Compare that with this observation by Krugman in today’s column, The China Syndrome.
Meanwhile, both the formal rules and the codes of ethics that formerly prevented blatant partisanship are gone or ignored. Neil Cavuto of Fox News is an anchor, not a commentator. Yet after Baghdad's fall he told "those who opposed the liberation of Iraq" — a large minority — that "you were sickening then; you are sickening now." Fair and balanced.
Neil Cavuto. I remember him from his early days on the old Financial News Network. He was a smart ass then, but not as bad as now. Shortly after 9/11, I saw his smart ass chiding of CNN’s decision not to allow American flag props on the set. What, America’s not good enough for you.
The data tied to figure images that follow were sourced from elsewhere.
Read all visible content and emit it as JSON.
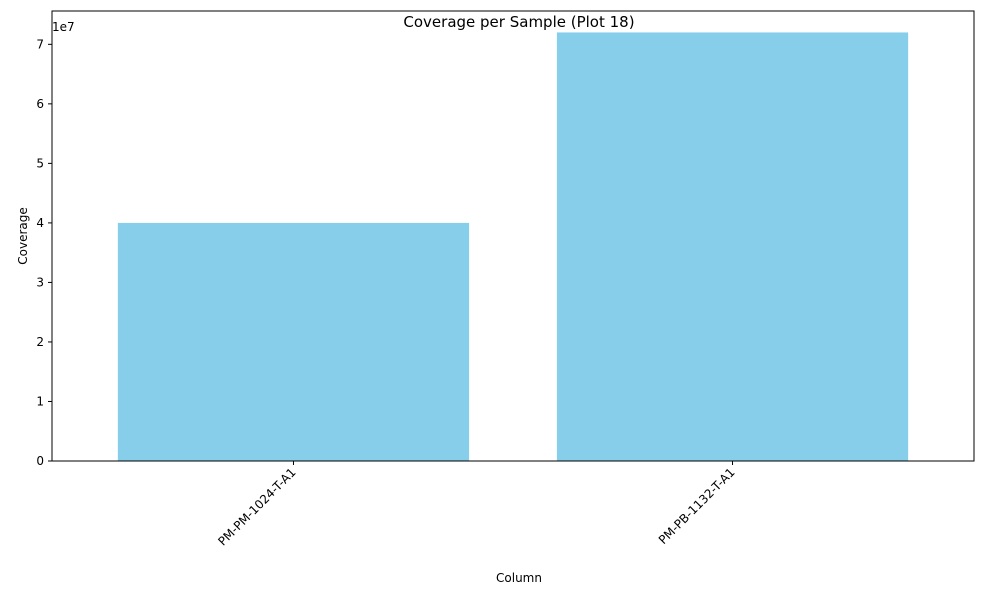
{
  "chart_data": {
    "type": "bar",
    "title": "Coverage per Sample (Plot 18)",
    "xlabel": "Column",
    "ylabel": "Coverage",
    "categories": [
      "PM-PM-1024-T-A1",
      "PM-PB-1132-T-A1"
    ],
    "values": [
      40000000,
      72000000
    ],
    "ylim": [
      0,
      75600000
    ],
    "yticks": [
      0,
      10000000,
      20000000,
      30000000,
      40000000,
      50000000,
      60000000,
      70000000
    ],
    "ytick_labels": [
      "0",
      "1",
      "2",
      "3",
      "4",
      "5",
      "6",
      "7"
    ],
    "y_offset_label": "1e7",
    "bar_color": "#87CEEB",
    "grid": false,
    "legend": "none"
  }
}
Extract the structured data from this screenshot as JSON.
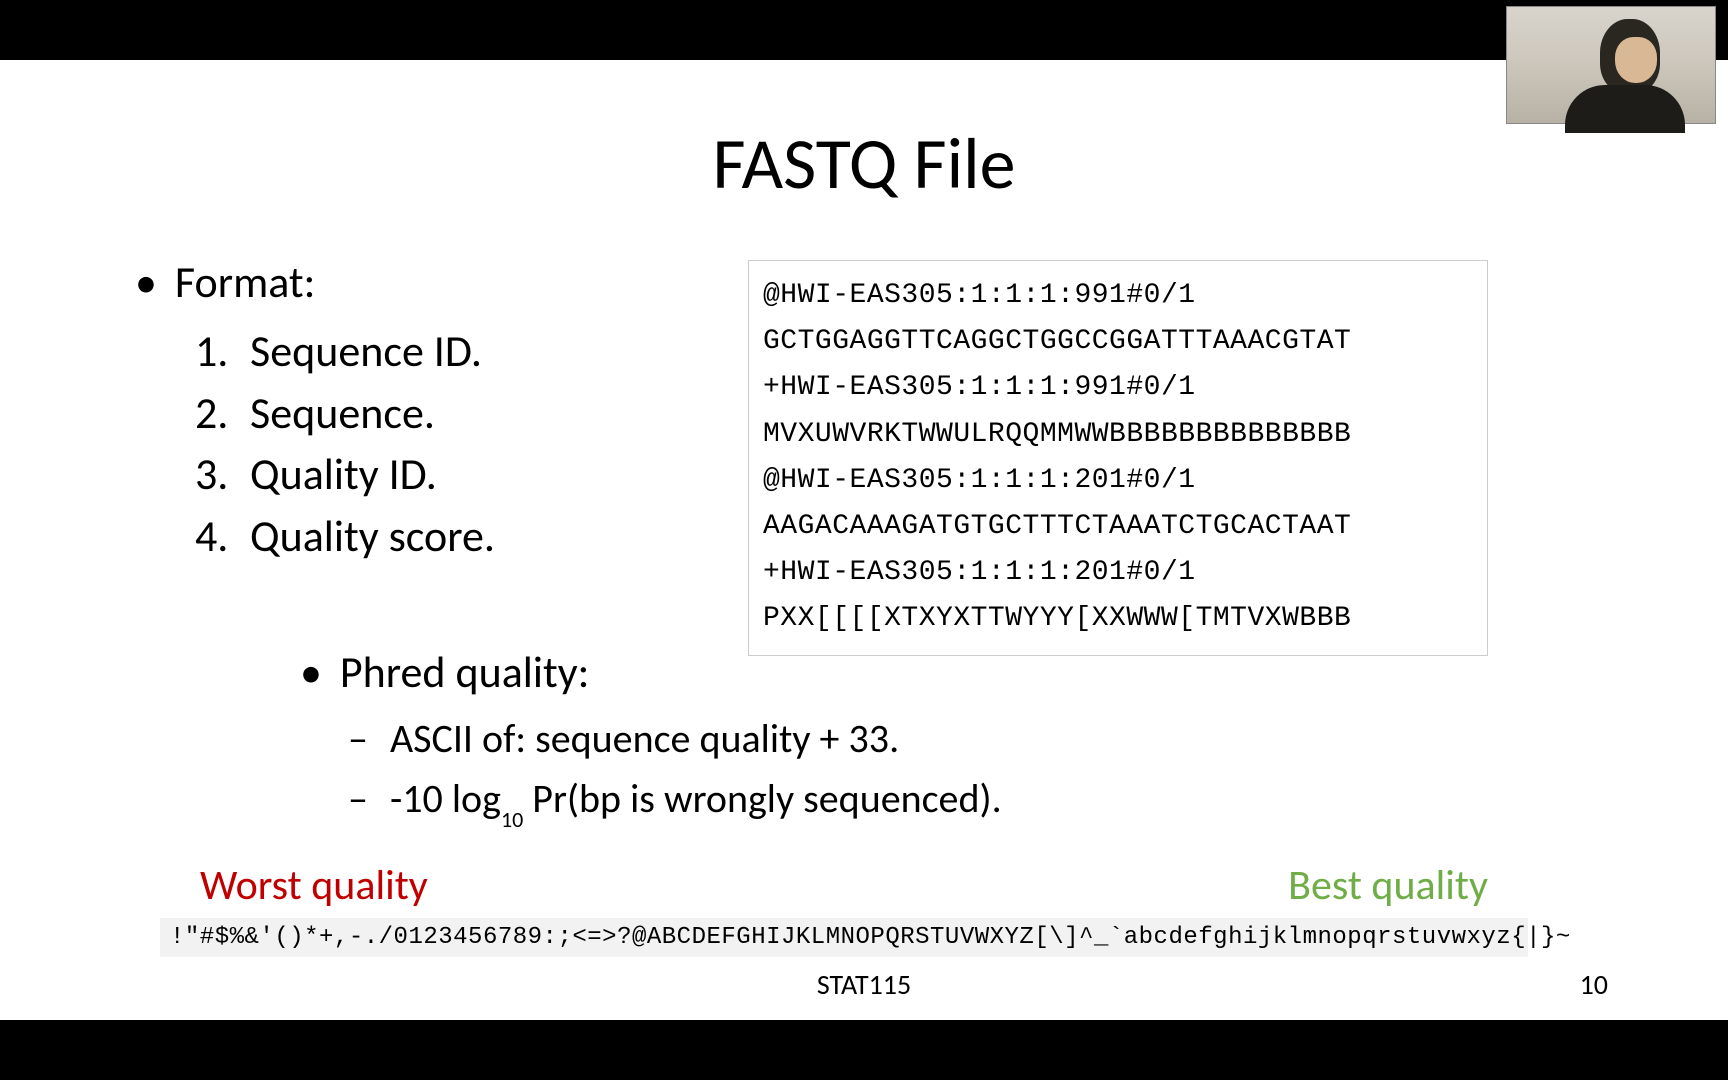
{
  "title": "FASTQ File",
  "format": {
    "header": "Format:",
    "items": [
      "Sequence ID.",
      "Sequence.",
      "Quality ID.",
      "Quality score."
    ]
  },
  "code_lines": [
    "@HWI-EAS305:1:1:1:991#0/1",
    "GCTGGAGGTTCAGGCTGGCCGGATTTAAACGTAT",
    "+HWI-EAS305:1:1:1:991#0/1",
    "MVXUWVRKTWWULRQQMMWWBBBBBBBBBBBBBB",
    "@HWI-EAS305:1:1:1:201#0/1",
    "AAGACAAAGATGTGCTTTCTAAATCTGCACTAAT",
    "+HWI-EAS305:1:1:1:201#0/1",
    "PXX[[[[XTXYXTTWYYY[XXWWW[TMTVXWBBB"
  ],
  "phred": {
    "header": "Phred quality:",
    "items": [
      "ASCII of: sequence quality + 33.",
      "-10 log__SUB__10__ Pr(bp is wrongly sequenced)."
    ]
  },
  "quality_labels": {
    "worst": "Worst quality",
    "best": "Best quality"
  },
  "ascii_bar": "!\"#$%&'()*+,-./0123456789:;<=>?@ABCDEFGHIJKLMNOPQRSTUVWXYZ[\\]^_`abcdefghijklmnopqrstuvwxyz{|}~",
  "footer": {
    "course": "STAT115",
    "page": "10"
  },
  "colors": {
    "worst": "#c00000",
    "best": "#70ad47",
    "ascii_bg": "#f2f2f2",
    "code_border": "#cccccc"
  }
}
This is, of course, blatant jingoism, evoking memories of Dennis Miller, back when he was a comedian, satirizing the news on SNL. What we have now instead of news is a parody of a parody – or, as one astute commenter on The Smirking Chimp noted with brevity, “Fox = TASS!” Back to Krugman.
A funny thing happened during the Iraq war: many Americans turned to the BBC for their TV news. They were looking for an alternative point of view — something they couldn't find on domestic networks, which, in the words of the BBC's director general, "wrapped themselves in the American flag and substituted patriotism for impartiality."
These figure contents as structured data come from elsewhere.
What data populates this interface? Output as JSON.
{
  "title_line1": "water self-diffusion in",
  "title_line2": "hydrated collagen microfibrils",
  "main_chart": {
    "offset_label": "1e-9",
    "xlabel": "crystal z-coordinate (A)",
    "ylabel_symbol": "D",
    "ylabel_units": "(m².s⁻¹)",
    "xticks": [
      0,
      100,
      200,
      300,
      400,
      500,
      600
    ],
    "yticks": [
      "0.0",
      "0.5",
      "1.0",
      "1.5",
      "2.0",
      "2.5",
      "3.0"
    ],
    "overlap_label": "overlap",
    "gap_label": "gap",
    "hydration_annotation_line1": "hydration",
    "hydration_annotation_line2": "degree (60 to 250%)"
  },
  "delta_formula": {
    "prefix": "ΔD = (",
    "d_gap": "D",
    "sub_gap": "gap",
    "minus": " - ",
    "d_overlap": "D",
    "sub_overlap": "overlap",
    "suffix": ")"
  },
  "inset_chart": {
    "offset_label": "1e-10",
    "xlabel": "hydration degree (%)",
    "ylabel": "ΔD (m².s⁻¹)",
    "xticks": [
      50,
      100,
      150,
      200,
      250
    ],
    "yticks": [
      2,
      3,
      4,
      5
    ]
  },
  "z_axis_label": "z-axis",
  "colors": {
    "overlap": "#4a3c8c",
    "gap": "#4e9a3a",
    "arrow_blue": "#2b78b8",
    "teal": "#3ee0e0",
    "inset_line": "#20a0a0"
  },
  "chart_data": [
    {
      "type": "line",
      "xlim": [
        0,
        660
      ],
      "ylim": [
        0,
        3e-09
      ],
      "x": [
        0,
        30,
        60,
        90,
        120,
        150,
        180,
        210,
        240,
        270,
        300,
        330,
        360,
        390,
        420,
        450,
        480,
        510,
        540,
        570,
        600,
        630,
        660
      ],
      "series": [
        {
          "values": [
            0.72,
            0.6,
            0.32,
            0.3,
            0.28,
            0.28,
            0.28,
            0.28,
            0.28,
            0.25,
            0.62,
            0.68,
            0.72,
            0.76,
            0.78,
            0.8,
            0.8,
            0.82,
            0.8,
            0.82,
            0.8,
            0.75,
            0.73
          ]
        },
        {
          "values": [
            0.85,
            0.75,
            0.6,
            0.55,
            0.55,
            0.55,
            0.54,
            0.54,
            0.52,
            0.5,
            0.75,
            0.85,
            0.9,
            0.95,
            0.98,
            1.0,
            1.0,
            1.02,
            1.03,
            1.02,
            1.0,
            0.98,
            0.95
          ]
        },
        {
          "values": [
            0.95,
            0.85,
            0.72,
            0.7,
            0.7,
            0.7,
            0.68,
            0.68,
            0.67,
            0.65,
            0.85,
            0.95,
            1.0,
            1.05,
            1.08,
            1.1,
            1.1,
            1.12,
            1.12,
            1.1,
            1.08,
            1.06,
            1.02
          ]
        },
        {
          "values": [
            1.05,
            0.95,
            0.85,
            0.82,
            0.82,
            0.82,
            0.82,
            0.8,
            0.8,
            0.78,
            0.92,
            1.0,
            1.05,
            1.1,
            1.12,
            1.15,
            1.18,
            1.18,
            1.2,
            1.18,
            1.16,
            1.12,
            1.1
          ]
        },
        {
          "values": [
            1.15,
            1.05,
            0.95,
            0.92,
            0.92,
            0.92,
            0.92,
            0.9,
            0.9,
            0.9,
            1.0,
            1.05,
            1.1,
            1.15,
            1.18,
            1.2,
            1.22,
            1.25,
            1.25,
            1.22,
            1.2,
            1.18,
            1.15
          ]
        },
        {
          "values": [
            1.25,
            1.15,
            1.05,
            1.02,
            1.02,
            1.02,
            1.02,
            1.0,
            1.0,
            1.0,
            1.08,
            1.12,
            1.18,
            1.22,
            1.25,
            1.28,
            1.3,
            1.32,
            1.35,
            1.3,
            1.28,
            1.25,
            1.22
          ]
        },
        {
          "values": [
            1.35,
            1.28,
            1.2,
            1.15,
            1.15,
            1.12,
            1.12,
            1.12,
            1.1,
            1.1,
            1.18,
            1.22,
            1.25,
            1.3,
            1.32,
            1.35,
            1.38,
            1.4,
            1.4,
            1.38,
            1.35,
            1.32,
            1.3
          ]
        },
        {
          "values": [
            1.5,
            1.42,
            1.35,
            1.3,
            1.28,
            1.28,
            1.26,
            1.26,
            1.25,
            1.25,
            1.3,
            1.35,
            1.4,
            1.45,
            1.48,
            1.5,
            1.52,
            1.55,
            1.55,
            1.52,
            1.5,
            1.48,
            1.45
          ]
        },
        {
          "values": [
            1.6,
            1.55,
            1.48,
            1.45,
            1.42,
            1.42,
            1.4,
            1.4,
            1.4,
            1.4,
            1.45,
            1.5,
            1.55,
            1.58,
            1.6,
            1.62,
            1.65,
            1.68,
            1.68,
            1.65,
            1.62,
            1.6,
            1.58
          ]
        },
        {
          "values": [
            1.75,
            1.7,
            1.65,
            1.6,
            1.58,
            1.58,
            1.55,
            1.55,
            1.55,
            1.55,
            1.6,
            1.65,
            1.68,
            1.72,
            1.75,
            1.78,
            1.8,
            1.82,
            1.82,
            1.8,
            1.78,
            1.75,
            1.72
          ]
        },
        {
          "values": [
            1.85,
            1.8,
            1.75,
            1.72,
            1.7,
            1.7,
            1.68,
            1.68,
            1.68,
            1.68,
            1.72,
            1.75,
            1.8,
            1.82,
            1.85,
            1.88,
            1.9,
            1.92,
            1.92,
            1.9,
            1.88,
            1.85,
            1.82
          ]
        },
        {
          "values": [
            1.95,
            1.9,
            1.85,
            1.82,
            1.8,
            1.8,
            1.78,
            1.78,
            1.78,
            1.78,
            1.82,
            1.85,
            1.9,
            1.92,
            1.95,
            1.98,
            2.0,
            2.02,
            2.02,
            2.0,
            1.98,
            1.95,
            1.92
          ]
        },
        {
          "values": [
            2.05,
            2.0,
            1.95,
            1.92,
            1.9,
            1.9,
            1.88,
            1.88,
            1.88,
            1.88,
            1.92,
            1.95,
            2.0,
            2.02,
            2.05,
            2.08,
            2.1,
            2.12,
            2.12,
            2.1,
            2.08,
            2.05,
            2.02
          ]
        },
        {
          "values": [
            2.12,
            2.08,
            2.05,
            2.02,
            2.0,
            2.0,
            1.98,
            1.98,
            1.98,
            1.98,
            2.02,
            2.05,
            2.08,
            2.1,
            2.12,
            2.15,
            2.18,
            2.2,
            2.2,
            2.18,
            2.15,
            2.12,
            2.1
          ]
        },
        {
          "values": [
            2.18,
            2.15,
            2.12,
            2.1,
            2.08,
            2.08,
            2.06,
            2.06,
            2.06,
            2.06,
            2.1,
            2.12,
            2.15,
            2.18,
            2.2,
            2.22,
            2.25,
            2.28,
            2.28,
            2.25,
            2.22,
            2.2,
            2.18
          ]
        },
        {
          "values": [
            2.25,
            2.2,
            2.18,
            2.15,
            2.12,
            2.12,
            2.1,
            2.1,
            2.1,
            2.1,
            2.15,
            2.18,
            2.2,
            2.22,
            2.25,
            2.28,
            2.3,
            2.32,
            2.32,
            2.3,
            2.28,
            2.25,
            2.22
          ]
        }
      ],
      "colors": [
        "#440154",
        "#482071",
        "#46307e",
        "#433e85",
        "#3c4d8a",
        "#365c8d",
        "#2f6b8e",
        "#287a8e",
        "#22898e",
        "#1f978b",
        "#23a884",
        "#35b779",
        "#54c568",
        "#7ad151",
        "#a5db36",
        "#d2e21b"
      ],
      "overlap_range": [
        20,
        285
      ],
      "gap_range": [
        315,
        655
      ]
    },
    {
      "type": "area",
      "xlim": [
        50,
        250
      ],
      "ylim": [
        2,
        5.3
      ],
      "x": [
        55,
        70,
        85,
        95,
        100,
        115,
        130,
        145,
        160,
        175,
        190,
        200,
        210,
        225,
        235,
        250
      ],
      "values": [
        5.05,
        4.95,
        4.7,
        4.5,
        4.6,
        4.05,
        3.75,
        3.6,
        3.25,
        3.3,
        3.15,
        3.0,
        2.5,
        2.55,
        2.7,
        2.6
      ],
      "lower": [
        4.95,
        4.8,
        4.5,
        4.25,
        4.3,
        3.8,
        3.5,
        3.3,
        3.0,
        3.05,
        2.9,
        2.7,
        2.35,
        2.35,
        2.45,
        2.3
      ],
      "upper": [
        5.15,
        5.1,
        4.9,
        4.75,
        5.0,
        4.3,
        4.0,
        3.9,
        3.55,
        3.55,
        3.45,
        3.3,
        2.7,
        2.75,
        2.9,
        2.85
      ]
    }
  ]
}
Leave aside the rights and wrongs of the war itself, and consider the paradox. The BBC is owned by the British government, and one might have expected it to support that government's policies. In fact, however, it tried hard — too hard, its critics say — to stay impartial. America's TV networks are privately owned, yet they behaved like state-run media.
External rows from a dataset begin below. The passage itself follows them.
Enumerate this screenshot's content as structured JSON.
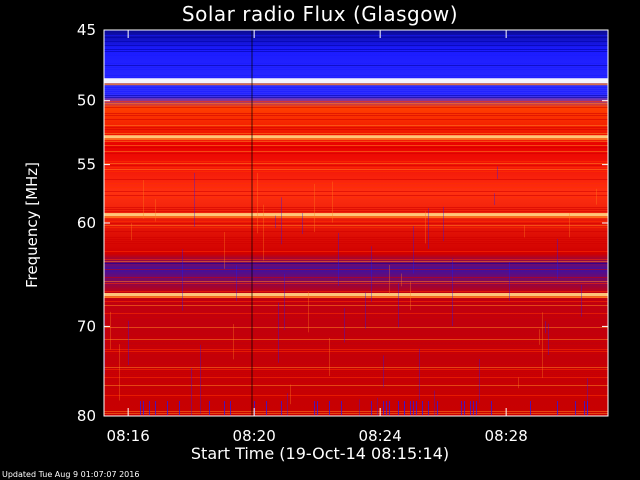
{
  "chart_data": {
    "type": "heatmap",
    "title": "Solar radio Flux (Glasgow)",
    "xlabel": "Start Time (19-Oct-14 08:15:14)",
    "ylabel": "Frequency [MHz]",
    "x_range": [
      "08:15:14",
      "08:31:14"
    ],
    "xticks": [
      "08:16",
      "08:20",
      "08:24",
      "08:28"
    ],
    "ylim": [
      45,
      80
    ],
    "yticks": [
      45,
      50,
      55,
      60,
      70,
      80
    ],
    "y_scale": "log",
    "colormap": [
      "#0000a0",
      "#1a1aff",
      "#d00000",
      "#ff3000",
      "#ff8020",
      "#ffd080",
      "#ffffff"
    ],
    "bright_bands_mhz": [
      48.5,
      52.8,
      59.3,
      66.8
    ],
    "interference_gap_time": "08:19:54"
  },
  "footer_text": "Updated Tue Aug  9 01:07:07 2016"
}
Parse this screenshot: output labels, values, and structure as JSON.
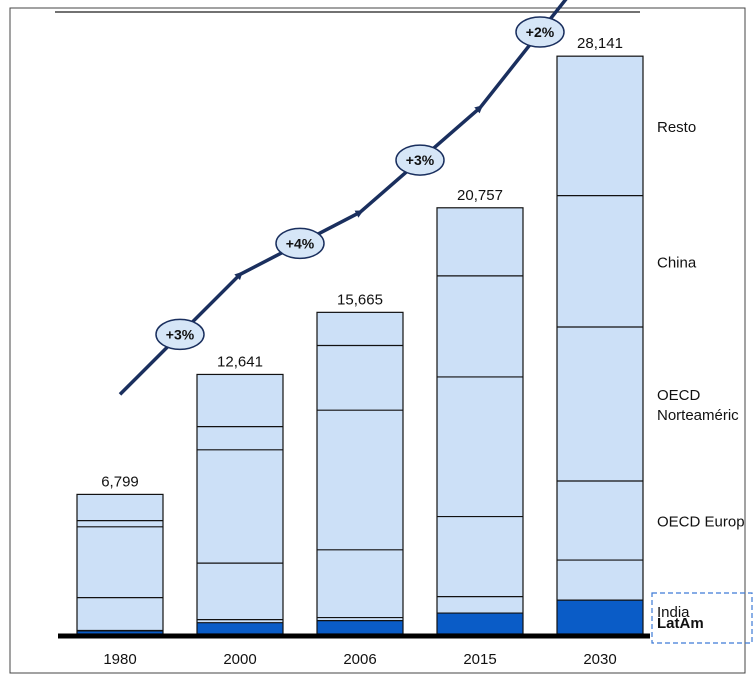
{
  "chart_data": {
    "type": "bar",
    "stacked": true,
    "categories": [
      "1980",
      "2000",
      "2006",
      "2015",
      "2030"
    ],
    "totals": [
      6799,
      12641,
      15665,
      20757,
      28141
    ],
    "total_labels": [
      "6,799",
      "12,641",
      "15,665",
      "20,757",
      "28,141"
    ],
    "series": [
      {
        "name": "LatAm",
        "values": [
          150,
          550,
          650,
          1020,
          1650
        ]
      },
      {
        "name": "India",
        "values": [
          20,
          150,
          150,
          800,
          1950
        ]
      },
      {
        "name": "OECD Europ",
        "values": [
          1600,
          2750,
          3300,
          3900,
          3850
        ]
      },
      {
        "name": "OECD Norteaméric",
        "values": [
          3450,
          5520,
          6800,
          6800,
          7500
        ]
      },
      {
        "name": "China",
        "values": [
          300,
          1130,
          3150,
          4920,
          6400
        ]
      },
      {
        "name": "Resto",
        "values": [
          1279,
          2541,
          1615,
          3317,
          6791
        ]
      }
    ],
    "legend_labels": [
      {
        "series": "Resto",
        "lines": [
          "Resto"
        ]
      },
      {
        "series": "China",
        "lines": [
          "China"
        ]
      },
      {
        "series": "OECD Norteaméric",
        "lines": [
          "OECD",
          "Norteaméric"
        ]
      },
      {
        "series": "OECD Europ",
        "lines": [
          "OECD Europ"
        ]
      },
      {
        "series": "India",
        "lines": [
          "India"
        ]
      },
      {
        "series": "LatAm",
        "lines": [
          "LatAm"
        ]
      }
    ],
    "growth_labels": [
      "+3%",
      "+4%",
      "+3%",
      "+2%"
    ],
    "ylim": [
      0,
      30000
    ],
    "legend_position": "right",
    "grid": false,
    "colors": {
      "bar_fill": "#cce0f7",
      "latam_fill": "#0a5cc7",
      "segment_line": "#111111",
      "arrow": "#1a2f5e",
      "badge_fill": "#d6e6f7",
      "legend_box": "#3d7ad6"
    }
  }
}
I’m listening to the BBC right now. In a prescient move, our NPR station (WUNC) started broadcasting the BBC overnight feed a few months before 9/11. I’ve come to depend on it for genuine news – no rumors reported without confirmation, no insinuations, hard interviews deftly executed, and all quotations attributed to real accountable humans (not “officials say”). I think of the BBC as our domestic Radio Free America. You can’t completely avoid the propaganda the Murdoch Boys emit to curry favor with government deregulators, but the truth is out there.